Data warehousing is often made to sound overly simple these days. Just plug in one of the latest appliances and reap the rewards of unlimited business intelligence and data analytics.
The reality is quite different, starting with the fact that integrating all of the disparate data in even medium-sized enterprises can be quite a challenge.
Lately, however, a number of techniques have come up through the ranks that make data integration, if not completely enjoyable, at least less burdensome than it used to be.
One of them is called the patterns approach. As described here by Microsoft's Michael Eldridge, patterns aims to satisfy the conflict between enterprises' desire to have a uniform data set and individual business units' need for ready access to their particular data sets. All three of the enterprise data warehouse (EDW) patterns he describes require a centralized data store and a series of federated data marts, but they vary according to the level of centralized control and the use of non-common data models and sources. And there's no reason why various pattern architectures can't be implemented or even overlap in the same organization.

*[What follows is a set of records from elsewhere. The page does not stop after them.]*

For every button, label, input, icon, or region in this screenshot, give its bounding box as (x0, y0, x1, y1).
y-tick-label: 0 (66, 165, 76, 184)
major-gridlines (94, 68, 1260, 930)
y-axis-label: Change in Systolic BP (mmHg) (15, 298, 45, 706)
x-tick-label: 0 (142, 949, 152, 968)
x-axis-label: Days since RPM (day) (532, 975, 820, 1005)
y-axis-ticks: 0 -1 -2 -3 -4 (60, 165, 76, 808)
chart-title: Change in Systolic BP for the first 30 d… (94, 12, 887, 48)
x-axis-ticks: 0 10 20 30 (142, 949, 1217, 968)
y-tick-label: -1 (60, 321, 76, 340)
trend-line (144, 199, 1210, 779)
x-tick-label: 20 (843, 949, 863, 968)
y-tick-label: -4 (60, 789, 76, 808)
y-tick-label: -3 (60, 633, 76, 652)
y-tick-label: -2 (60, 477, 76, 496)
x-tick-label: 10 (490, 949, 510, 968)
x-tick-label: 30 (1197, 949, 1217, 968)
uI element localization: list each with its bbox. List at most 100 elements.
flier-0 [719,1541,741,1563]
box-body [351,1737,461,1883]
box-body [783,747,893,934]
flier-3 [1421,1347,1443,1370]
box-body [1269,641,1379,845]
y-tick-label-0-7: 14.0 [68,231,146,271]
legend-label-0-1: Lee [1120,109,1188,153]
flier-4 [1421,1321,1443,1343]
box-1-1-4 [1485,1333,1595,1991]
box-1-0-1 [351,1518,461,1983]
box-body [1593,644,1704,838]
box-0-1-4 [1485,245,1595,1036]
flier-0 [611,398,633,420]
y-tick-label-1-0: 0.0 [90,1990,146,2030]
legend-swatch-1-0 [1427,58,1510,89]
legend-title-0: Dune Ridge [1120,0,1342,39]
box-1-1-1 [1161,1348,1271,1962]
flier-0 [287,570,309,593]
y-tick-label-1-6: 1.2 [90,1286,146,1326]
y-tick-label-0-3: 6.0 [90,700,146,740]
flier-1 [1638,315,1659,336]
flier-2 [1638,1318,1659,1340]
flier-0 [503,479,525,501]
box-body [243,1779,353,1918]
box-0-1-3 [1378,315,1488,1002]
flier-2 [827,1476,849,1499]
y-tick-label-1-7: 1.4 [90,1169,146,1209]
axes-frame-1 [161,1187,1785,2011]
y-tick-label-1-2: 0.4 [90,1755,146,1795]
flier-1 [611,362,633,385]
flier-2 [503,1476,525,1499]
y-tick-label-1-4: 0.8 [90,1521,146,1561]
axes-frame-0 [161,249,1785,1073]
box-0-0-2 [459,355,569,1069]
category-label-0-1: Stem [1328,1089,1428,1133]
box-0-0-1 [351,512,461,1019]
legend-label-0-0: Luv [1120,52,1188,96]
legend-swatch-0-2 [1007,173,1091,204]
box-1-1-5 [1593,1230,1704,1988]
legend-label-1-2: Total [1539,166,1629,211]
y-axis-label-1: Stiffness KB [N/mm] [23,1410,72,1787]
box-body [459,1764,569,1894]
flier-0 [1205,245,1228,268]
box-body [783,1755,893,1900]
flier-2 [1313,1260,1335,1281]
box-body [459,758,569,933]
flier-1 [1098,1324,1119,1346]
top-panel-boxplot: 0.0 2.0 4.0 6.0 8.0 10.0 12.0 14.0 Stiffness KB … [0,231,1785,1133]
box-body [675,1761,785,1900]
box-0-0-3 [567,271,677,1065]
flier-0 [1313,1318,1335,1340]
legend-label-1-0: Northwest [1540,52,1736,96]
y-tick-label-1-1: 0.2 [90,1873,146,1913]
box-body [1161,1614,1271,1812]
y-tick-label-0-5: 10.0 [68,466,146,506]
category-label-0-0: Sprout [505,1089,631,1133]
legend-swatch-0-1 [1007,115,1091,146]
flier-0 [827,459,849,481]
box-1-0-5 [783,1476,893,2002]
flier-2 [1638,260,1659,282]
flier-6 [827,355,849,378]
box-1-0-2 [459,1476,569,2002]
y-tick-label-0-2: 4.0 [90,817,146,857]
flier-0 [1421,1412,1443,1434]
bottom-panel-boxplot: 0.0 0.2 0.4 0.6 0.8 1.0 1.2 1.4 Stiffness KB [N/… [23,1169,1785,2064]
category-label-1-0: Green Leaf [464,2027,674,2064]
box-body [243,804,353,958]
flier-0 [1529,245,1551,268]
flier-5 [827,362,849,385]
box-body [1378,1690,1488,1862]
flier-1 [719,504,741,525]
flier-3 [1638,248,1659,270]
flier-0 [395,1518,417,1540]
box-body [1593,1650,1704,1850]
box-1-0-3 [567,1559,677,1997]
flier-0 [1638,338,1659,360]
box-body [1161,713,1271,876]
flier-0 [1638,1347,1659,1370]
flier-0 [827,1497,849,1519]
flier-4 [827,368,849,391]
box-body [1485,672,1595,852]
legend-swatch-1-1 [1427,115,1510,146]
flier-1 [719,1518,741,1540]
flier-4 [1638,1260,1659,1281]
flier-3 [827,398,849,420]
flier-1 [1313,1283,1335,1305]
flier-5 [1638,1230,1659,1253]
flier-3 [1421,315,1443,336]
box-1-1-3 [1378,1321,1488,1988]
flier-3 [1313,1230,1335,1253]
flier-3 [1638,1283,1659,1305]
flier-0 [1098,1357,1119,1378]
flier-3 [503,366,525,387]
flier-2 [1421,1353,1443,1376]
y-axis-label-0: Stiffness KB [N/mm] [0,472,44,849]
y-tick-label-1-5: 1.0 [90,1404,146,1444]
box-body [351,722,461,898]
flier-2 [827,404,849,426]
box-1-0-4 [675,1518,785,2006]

Regardless of which data-integration solution you adopt, the only way to optimize it for your particular needs is through trial and error, according to warehousing consultant Rick Sherman. Since both top-down and a bottom-up solutions can leave crucial details hanging, he recommends a mixed approach that takes into consideration existing data requirements and sources as well as large-scale architecture and work-flow considerations. In this way, you get a better view of integration as a process designed to overcome the inconsistencies that arise between data from various sources, rather than a product aimed at correcting errors.
Integration is also a key driver in many of the newest warehousing platforms. SAP and HP recently joined forces to provide a more uniform approach to their respective systems, considering the large number of customers that have already deployed some combination of the two. The deal calls for the union of SAP's NetWeaver warehouse and HP's NeoView system as a means to improve data availability in high-volume environments. The combined platform will no doubt take advantage of the addition of Informatica's data-integration stack to the NeoView system as well as HP's data management and QoS services portfolio.
Oracle users, meanwhile, should see increased integration capabilities with the Neotix Analytics software stack. The package provides a data-integration module for both Oracle and non-Oracle systems, and is powered by software from the recently acquired Jaros Technologies that provides business intelligence capabilities across disparate platforms while keeping data available for real-time reporting and monitoring.
Warehousing gives credence to the idea that the bigger you are, the more complex your data infrastructure. Very few enterprises have the luxury of re-architecting their data environments from scratch to foster a better warehousing and BI infrastructure. That means data integration will be a key requirement going forward.
It's not something to look forward to, but if you hope to extract the true value of your institutional data, you need to roll up your sleeves and get it done.